Входит отец и садится рядом с сыном на диван. Сын плачет и рассказывает отцу то, что ему необходимо было рассказать. Я знала, что отец нормальный и все будет в порядке. Отец слушал, абсолютно не двигаясь, а мальчик был очень напуган. Я сказала: «Вы должны понять, что ваш сын напуган, потому что говорит то, за что вы не сможете его простить».
Отец повернулся к сыну и сказал: «Ты знаешь, что должен сделать, чтобы понравиться мне?» Мальчик: «Нет!» Отец: «Знаешь, что ты должен сделать, чтобы мне понравиться?» Мальчик заплакал и ответил: «Не знаю, папа!» И отец, пристально глядя на малыша, сказал: «Вдохни, выдохни — и это все!» Мальчик заплакал еще сильнее, но слезы были уже другие. Вы, конечно, понимаете, что, ожидая ответа отца, мальчик буквально застыл. Но последние отцовские слова были настолько неожиданными, что на разных уровнях мальчик понял: все, что он сделал, было нормально.
Когда я использую подобный прием в своей работе, то прекрасно понимаю, что наращивание ожидания для достижения предельной концентрации пациента не менее важно, чем то, что будет сказано.

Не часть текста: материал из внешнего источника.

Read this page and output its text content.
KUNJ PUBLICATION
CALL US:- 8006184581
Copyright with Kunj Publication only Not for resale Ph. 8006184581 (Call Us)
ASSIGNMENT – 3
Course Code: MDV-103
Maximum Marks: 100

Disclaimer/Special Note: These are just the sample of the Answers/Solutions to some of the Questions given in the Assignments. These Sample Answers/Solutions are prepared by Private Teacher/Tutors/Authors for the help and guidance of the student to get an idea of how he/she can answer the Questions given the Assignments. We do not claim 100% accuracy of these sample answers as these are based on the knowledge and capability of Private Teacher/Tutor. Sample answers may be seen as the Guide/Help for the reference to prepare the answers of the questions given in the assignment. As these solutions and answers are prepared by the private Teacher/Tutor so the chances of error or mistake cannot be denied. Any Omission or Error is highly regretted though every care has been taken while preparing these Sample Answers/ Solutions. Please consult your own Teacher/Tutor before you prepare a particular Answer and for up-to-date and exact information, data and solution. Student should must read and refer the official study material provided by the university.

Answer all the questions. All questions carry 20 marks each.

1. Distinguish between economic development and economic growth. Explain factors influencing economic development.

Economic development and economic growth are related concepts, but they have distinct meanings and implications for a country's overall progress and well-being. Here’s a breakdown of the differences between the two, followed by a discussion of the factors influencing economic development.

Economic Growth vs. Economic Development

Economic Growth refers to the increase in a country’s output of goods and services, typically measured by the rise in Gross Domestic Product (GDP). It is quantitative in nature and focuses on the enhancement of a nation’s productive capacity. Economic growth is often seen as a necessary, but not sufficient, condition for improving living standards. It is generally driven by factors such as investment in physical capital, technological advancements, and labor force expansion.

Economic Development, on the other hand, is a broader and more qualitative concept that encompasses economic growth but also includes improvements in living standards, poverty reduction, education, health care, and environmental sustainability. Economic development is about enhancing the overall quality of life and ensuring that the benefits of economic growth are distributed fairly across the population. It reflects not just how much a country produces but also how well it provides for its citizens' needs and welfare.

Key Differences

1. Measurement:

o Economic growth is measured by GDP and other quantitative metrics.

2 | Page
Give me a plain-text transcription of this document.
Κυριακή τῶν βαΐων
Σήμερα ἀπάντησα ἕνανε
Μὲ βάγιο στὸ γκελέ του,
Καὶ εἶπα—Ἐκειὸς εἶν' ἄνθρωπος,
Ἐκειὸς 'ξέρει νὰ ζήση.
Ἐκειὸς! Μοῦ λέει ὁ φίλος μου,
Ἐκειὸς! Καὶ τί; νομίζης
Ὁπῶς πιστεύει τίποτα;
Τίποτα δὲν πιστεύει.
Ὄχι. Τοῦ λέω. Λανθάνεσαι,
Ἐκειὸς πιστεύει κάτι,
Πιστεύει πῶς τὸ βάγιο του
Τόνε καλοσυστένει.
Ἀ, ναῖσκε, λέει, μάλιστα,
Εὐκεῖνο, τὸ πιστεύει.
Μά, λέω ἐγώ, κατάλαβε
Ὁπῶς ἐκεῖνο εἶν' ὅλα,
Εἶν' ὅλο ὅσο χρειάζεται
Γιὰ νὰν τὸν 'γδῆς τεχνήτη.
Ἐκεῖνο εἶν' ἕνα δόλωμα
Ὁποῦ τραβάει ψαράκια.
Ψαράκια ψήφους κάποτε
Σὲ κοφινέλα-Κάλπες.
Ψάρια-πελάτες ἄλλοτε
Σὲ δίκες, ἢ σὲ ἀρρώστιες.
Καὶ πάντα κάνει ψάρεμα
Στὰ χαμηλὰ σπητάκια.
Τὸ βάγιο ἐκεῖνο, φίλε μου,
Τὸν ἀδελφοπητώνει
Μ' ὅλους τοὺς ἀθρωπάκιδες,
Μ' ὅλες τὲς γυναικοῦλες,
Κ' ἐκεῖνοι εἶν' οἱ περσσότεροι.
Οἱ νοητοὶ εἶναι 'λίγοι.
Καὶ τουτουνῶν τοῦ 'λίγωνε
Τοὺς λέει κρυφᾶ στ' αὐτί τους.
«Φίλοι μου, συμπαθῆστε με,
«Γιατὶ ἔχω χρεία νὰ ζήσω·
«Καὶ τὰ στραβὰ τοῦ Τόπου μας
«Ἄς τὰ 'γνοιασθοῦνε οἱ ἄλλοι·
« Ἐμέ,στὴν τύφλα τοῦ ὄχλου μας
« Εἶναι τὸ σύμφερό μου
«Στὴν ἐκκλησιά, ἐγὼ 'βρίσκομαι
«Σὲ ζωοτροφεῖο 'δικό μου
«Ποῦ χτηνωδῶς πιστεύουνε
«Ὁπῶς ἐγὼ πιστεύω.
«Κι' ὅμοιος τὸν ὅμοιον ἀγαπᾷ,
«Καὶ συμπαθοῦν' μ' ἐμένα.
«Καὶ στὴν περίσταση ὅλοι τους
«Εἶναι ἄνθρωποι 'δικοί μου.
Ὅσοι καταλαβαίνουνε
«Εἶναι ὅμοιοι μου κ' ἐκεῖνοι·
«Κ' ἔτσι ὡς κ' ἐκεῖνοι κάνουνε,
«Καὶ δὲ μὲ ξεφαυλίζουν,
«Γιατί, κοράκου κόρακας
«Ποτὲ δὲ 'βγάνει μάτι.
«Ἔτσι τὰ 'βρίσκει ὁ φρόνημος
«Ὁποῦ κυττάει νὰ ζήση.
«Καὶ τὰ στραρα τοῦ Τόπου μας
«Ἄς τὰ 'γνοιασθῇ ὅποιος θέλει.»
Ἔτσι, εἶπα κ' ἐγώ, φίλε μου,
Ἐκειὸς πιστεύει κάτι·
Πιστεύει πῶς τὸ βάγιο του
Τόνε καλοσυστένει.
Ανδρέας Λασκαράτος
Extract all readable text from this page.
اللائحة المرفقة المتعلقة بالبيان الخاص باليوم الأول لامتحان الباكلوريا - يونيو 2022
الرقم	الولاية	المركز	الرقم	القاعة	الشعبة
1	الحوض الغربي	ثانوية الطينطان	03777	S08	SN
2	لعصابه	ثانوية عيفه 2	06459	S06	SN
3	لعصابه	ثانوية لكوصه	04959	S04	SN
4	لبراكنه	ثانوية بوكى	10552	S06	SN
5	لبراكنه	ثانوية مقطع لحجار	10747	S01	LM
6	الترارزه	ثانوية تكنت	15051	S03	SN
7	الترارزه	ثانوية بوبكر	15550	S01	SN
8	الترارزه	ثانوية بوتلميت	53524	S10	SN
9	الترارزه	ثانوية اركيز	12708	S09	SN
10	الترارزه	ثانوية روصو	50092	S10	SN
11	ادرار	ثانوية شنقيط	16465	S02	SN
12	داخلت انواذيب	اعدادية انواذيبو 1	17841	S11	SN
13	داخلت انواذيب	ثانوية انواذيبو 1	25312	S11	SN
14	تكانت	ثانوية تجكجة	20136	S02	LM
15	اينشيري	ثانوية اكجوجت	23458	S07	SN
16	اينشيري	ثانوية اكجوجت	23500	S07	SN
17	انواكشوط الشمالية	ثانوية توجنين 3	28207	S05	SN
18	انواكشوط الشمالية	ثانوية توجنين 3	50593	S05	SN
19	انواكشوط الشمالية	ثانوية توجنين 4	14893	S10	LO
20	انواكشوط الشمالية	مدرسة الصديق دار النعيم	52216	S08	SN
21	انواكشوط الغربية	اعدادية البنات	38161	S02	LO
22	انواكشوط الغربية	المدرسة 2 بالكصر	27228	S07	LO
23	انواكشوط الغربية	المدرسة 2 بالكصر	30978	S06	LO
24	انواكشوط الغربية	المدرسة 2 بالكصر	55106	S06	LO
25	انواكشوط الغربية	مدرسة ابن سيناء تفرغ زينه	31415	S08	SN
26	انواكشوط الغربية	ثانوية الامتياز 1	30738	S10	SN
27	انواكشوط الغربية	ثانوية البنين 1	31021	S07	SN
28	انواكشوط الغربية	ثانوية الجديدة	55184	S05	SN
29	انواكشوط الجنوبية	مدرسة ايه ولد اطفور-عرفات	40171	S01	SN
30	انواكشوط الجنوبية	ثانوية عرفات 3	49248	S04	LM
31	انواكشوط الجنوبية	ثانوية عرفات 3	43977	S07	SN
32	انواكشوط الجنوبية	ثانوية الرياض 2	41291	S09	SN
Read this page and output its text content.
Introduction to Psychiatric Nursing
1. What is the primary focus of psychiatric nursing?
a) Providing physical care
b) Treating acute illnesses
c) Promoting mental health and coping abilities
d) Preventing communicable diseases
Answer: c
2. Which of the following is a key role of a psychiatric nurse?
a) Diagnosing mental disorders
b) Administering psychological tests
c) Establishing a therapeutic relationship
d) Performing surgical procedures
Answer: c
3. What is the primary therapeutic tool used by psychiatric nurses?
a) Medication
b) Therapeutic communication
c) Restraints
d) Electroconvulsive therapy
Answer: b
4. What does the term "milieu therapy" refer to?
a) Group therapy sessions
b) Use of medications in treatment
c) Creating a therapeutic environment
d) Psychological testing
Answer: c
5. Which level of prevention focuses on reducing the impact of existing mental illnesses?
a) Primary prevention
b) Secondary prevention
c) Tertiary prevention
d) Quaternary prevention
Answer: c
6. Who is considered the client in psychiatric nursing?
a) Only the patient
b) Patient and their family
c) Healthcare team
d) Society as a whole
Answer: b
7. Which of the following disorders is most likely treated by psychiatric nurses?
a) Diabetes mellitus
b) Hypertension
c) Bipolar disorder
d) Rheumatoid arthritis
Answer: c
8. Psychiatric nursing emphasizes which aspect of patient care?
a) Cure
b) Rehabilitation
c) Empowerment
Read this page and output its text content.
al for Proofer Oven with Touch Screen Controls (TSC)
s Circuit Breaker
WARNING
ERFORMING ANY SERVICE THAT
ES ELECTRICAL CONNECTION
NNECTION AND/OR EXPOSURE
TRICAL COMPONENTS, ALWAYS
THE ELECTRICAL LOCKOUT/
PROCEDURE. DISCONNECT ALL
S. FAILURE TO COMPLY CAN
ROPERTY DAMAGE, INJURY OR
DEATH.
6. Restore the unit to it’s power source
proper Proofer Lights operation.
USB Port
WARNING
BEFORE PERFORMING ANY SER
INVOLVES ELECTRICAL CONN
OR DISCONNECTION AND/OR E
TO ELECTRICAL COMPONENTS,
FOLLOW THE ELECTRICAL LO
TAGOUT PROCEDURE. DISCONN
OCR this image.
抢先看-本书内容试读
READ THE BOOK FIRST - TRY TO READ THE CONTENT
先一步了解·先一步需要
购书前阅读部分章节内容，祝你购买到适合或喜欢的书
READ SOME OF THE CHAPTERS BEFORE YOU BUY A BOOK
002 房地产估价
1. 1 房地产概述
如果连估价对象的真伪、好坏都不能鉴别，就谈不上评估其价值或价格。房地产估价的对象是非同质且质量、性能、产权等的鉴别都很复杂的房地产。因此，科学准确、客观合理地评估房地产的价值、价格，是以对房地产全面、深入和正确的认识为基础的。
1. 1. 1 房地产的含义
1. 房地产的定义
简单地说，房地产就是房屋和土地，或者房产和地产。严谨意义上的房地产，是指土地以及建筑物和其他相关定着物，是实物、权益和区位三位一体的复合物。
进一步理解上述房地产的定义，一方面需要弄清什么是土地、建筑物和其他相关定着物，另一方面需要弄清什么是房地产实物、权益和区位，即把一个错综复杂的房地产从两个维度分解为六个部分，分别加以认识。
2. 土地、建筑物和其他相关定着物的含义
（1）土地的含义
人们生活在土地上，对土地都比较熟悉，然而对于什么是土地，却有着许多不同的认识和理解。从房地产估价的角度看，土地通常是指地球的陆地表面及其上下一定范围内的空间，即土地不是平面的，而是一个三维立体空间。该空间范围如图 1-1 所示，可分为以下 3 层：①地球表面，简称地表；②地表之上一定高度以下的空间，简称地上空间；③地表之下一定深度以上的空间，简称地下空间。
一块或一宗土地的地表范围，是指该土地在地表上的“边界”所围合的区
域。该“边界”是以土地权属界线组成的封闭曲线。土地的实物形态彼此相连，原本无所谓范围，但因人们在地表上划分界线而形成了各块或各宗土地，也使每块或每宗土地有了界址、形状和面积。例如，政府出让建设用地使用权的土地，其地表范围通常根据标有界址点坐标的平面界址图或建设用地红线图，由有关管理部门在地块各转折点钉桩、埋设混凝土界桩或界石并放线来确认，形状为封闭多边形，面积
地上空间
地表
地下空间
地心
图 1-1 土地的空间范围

Когда такое состояние создано, когда произнесены эти слова, такие правильные и такие неожиданные, вы слышите их на разных уровнях. Когда я рассказываю эту историю, все мои слушатели обычно молчат, потому что, примеряя ситуацию на себя, понимают: да, это все, что нужно было ребенку. Каждый обращается внутрь себя, и если бы это были ваши клиенты, вы бы поняли, что в данный момент они готовы для хорошей терапевтической работы.